Ma nella graduatoria delle improvvide dichiarazioni e gaffe sull’esito delle elezioni presidenziali USA, per le quali finora si è distinta soprattutto la nomenklatura UE, un posto d’onore spetta senza dubbio ai politici italiani e, per l’esattezza, al ministro degli Esteri, conte Paolo Gentiloni. «Assolutamente non mi aspettavo la vittoria di Trump. Avrei preferito un altro esito ...». Non è esattamente l’approccio politically correct , che ci si attenderebbe,né un modo di congratularsi con il neo-presidente di uno Stato, gli USA, di cui l’Italia si è sempre dimostrata una fin troppo fedele esecutrice di ordini. Ma, si sa, l’ 'amore' di Gentiloni è ancora tutto per Hillary, anche se l’ingrata l’ha snobbato, respingendo le sue proposte di un rendez-vous, fino ai giorni immediatamente prima dell’election day. Altra perla del sullodato, quasi espressione di orgoglio e, oseremmo dire, eroismo degni di un antico Romano: «Noi siamo alleati degli Usa, ma alleati non vuol dire allineati. Abbiamo le nostre posizioni che, ricordiamolo, si ispirano ai nostri interessi nazionali».

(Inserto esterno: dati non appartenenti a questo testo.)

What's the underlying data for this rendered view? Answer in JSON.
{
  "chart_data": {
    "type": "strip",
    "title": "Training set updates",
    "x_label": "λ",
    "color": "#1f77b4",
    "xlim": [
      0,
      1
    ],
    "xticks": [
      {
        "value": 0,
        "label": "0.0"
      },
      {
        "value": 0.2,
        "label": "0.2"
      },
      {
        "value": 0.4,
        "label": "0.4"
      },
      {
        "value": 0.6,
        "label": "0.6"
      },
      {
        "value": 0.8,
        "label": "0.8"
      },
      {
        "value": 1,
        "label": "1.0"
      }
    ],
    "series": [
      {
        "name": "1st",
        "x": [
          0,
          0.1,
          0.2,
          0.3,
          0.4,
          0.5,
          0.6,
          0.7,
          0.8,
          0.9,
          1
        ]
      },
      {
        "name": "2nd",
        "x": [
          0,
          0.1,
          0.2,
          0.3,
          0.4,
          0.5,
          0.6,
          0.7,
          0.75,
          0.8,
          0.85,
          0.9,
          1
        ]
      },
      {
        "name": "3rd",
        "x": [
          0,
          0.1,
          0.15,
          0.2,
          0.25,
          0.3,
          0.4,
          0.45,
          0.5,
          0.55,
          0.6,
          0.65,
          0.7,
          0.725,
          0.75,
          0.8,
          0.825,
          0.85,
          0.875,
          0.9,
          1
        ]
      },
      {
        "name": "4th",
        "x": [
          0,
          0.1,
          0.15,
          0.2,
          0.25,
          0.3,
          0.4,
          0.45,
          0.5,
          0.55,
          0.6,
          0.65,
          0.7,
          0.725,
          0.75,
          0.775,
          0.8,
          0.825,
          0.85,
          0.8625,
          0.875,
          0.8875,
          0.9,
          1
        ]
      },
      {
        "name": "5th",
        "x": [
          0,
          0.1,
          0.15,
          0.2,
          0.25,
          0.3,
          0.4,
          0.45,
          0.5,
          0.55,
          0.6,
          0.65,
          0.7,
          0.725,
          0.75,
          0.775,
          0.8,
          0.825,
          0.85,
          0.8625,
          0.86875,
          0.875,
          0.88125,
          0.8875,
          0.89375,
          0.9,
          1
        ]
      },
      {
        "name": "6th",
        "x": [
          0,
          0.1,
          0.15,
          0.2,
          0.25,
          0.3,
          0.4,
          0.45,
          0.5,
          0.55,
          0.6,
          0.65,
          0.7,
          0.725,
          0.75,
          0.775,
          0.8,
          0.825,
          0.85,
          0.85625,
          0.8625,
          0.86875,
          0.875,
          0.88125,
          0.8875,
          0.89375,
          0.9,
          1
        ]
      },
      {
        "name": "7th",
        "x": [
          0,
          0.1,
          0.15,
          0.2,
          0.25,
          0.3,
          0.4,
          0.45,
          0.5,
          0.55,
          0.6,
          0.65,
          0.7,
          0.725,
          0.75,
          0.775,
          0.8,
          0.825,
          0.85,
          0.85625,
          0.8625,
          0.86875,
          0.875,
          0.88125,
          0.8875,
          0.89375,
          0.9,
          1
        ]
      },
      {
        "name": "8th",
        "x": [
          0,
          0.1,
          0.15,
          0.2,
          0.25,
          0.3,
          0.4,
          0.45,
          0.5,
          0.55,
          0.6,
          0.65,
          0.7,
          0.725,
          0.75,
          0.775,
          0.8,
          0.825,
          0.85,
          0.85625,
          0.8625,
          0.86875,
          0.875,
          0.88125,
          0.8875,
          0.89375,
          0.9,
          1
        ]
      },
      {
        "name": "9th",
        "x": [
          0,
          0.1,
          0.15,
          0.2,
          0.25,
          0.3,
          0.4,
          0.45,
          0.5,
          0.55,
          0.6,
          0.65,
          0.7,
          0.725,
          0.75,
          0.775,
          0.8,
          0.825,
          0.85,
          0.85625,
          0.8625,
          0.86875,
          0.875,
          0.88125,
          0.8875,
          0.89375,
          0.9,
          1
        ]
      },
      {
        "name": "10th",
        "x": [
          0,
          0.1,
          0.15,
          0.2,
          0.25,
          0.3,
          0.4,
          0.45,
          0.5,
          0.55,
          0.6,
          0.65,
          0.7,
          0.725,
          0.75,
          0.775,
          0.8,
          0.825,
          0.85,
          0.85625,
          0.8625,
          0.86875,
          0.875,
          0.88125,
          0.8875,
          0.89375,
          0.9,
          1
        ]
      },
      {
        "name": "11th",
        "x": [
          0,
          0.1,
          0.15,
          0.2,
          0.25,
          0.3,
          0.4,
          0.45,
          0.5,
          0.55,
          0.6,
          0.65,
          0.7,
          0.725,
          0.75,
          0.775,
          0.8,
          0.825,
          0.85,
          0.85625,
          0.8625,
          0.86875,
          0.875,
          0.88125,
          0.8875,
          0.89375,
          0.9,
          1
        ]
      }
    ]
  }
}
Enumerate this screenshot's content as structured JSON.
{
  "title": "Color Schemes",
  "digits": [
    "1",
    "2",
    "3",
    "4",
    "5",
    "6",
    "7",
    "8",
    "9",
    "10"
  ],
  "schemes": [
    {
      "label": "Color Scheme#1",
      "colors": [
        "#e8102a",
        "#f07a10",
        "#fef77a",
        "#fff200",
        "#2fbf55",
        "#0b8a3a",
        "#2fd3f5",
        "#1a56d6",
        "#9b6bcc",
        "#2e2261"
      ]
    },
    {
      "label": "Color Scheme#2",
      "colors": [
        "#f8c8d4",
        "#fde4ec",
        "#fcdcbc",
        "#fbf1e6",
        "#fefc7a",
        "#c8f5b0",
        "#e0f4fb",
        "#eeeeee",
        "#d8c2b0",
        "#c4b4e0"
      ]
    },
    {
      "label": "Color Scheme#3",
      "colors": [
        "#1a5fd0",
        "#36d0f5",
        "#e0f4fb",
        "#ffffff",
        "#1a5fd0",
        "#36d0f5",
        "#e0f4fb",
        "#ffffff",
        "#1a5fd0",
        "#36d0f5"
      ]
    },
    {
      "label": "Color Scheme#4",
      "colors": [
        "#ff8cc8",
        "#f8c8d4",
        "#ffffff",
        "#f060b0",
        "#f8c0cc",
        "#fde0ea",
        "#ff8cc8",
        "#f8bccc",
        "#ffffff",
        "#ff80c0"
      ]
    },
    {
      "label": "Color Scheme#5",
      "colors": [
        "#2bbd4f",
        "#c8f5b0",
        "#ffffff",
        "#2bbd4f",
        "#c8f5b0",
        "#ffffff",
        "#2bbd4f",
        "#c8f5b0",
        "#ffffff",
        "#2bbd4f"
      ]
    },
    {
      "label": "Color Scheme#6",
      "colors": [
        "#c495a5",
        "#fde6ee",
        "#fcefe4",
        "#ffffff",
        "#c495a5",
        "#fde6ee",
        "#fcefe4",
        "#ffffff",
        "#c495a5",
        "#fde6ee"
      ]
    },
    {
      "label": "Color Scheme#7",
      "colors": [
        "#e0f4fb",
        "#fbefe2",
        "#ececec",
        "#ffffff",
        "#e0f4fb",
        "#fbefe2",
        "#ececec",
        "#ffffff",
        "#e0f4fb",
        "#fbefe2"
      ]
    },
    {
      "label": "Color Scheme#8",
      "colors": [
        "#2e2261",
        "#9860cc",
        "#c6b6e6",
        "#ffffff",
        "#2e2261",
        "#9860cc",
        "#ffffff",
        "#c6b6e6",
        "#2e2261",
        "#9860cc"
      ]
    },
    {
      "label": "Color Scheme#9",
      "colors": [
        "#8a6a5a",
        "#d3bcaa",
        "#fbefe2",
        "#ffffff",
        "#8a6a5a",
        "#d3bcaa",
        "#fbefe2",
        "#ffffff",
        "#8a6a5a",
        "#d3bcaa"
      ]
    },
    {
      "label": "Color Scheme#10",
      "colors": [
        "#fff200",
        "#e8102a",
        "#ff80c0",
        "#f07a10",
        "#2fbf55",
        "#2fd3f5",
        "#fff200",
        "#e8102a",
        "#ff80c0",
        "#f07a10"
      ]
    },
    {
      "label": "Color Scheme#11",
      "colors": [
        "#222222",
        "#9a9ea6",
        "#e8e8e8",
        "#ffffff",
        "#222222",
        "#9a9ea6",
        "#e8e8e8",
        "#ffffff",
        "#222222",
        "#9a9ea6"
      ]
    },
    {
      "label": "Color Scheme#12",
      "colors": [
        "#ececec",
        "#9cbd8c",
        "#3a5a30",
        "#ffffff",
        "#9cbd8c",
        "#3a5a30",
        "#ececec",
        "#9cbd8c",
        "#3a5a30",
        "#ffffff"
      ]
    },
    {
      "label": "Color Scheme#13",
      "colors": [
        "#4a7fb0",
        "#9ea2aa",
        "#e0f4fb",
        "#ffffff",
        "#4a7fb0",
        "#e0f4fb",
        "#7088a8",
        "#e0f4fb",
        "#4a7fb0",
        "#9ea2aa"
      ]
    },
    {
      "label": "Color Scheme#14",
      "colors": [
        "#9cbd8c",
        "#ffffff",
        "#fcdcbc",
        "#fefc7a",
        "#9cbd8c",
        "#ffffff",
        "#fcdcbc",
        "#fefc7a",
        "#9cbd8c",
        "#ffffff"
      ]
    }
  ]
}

Ma a qualcuno nel Governo italiano tanto ”interventismo” non deve essere stato eccessivamente gradito. E allora... ecco un nuovo colpo di scena del ministro (Bruxelles, 14 novembre): "Non credo che possiamo sbilanciarci al momento su quali saranno le posizioni della nuova Amministrazione USA. Vedremo se corrisponderanno alle dichiarazioni elettorali (di Donald Trump). Quello che è certo è che l'Italia è pronta a collaborare" con Washington dopo l'insediamento del nuovo presidente, "e certamente lo è anche l'Ue". E per tranquillizzare gli interlocutori: "L'Europa non deve preoccuparsi di Donald Trump: è il presidente degli Stati Uniti, il nostro principale alleato, con cui l'Ue e u suoi Stati membri dovranno senz'altro collaborare". Prodigi del trasformismo made in Italy? Oppure il venir meno di un pregiudizio generato da poco chari motivi? Normalmente i governanti si giudicano dal loro operato.